Pandangan tersebut dikatakan salah besar, apalagi merugikan PT Telkomsel, operator pelat merah.
Berdasarkan laporan keuangan, pendapatan Telkomsel untuk layanan suara per menit mencapai Rp 105.
"Sehingga tarif interkoneksi yang ditetapkan pemerintah sebesar Rp 204, sudah dua kali lipat dari harga Telkomsel. Dan ini tidak merugikan Telkomsel yang merupakan afiliasi dari BUMN PT Telkom," ujar Akbar.
Anggota DPR Komisi I dari Fraksi PKS, Sukamta, menilai polemik tarif interkoneksi memang perlu diperjelas dan perlu penyelarasan konsep adil dari berbagai pihak atas tarif interkoneksi.
Pasalnya, masih ada kerancuan pandangan, utamanya dari operator telekomunikasi terkait hal ini.
"Skema yang adil semestinya disesuaikan dengan kondisi operator," imbuh Sukamta.
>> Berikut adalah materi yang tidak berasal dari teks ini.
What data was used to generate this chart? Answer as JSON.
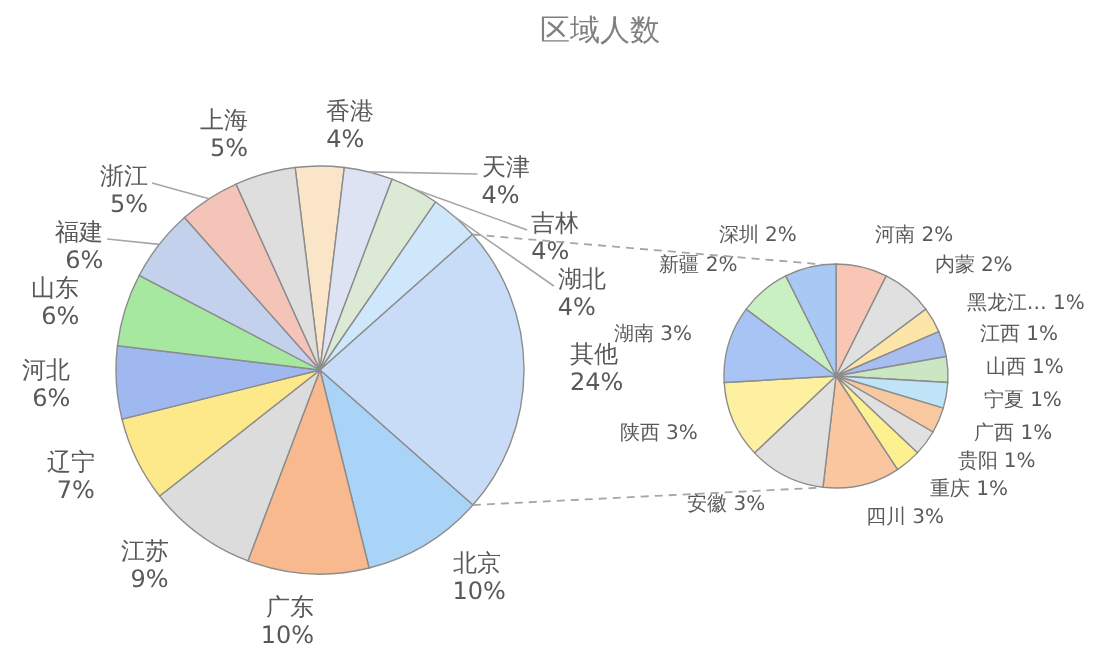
{
  "chart_data": [
    {
      "type": "pie",
      "title": "区域人数",
      "categories": [
        "香港",
        "天津",
        "吉林",
        "湖北",
        "其他",
        "北京",
        "广东",
        "江苏",
        "辽宁",
        "河北",
        "山东",
        "福建",
        "浙江",
        "上海"
      ],
      "values": [
        4,
        4,
        4,
        4,
        24,
        10,
        10,
        9,
        7,
        6,
        6,
        6,
        5,
        5
      ],
      "value_labels": [
        "4%",
        "4%",
        "4%",
        "4%",
        "24%",
        "10%",
        "10%",
        "9%",
        "7%",
        "6%",
        "6%",
        "6%",
        "5%",
        "5%"
      ],
      "colors": [
        "#fbe5c8",
        "#dde3f3",
        "#dce9d5",
        "#cfe7fb",
        "#c9dcf7",
        "#a9d3f7",
        "#f9b98f",
        "#dcdcdc",
        "#fde88a",
        "#9fb8f0",
        "#a6e89f",
        "#c4d1ec",
        "#f4c4b8",
        "#dedede"
      ]
    },
    {
      "type": "pie",
      "categories": [
        "河南",
        "内蒙",
        "黑龙江…",
        "江西",
        "山西",
        "宁夏",
        "广西",
        "贵阳",
        "重庆",
        "四川",
        "安徽",
        "陕西",
        "湖南",
        "新疆",
        "深圳"
      ],
      "values": [
        2,
        2,
        1,
        1,
        1,
        1,
        1,
        1,
        1,
        3,
        3,
        3,
        3,
        2,
        2
      ],
      "value_labels": [
        "2%",
        "2%",
        "1%",
        "1%",
        "1%",
        "1%",
        "1%",
        "1%",
        "1%",
        "3%",
        "3%",
        "3%",
        "3%",
        "2%",
        "2%"
      ],
      "colors": [
        "#f9c6b5",
        "#e0e0e0",
        "#fde4a8",
        "#a8bdf0",
        "#cbe6c3",
        "#bfe3f7",
        "#f8c8a0",
        "#e0e0e0",
        "#fdf090",
        "#f9c6a0",
        "#e0e0e0",
        "#fdf0a0",
        "#a8c4f5",
        "#c8f0c0",
        "#a9c9f5"
      ]
    }
  ]
}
Pemerintah, menurut kader PKS ini, perlu memasukan biaya pembangunan (capital expenditure/CAPEX), unsur resiko, quality of service, dan biaya operasional dalam penghitungan tarif interkoneksi.
Seperti diketahui, pembangunan infrastruktur telekomunikasi di daerah-daerah seringkali dikeluhkan operator kecil sebab, nilai investasi yang dikeluarkan sangat besar dan sulit dilakukan.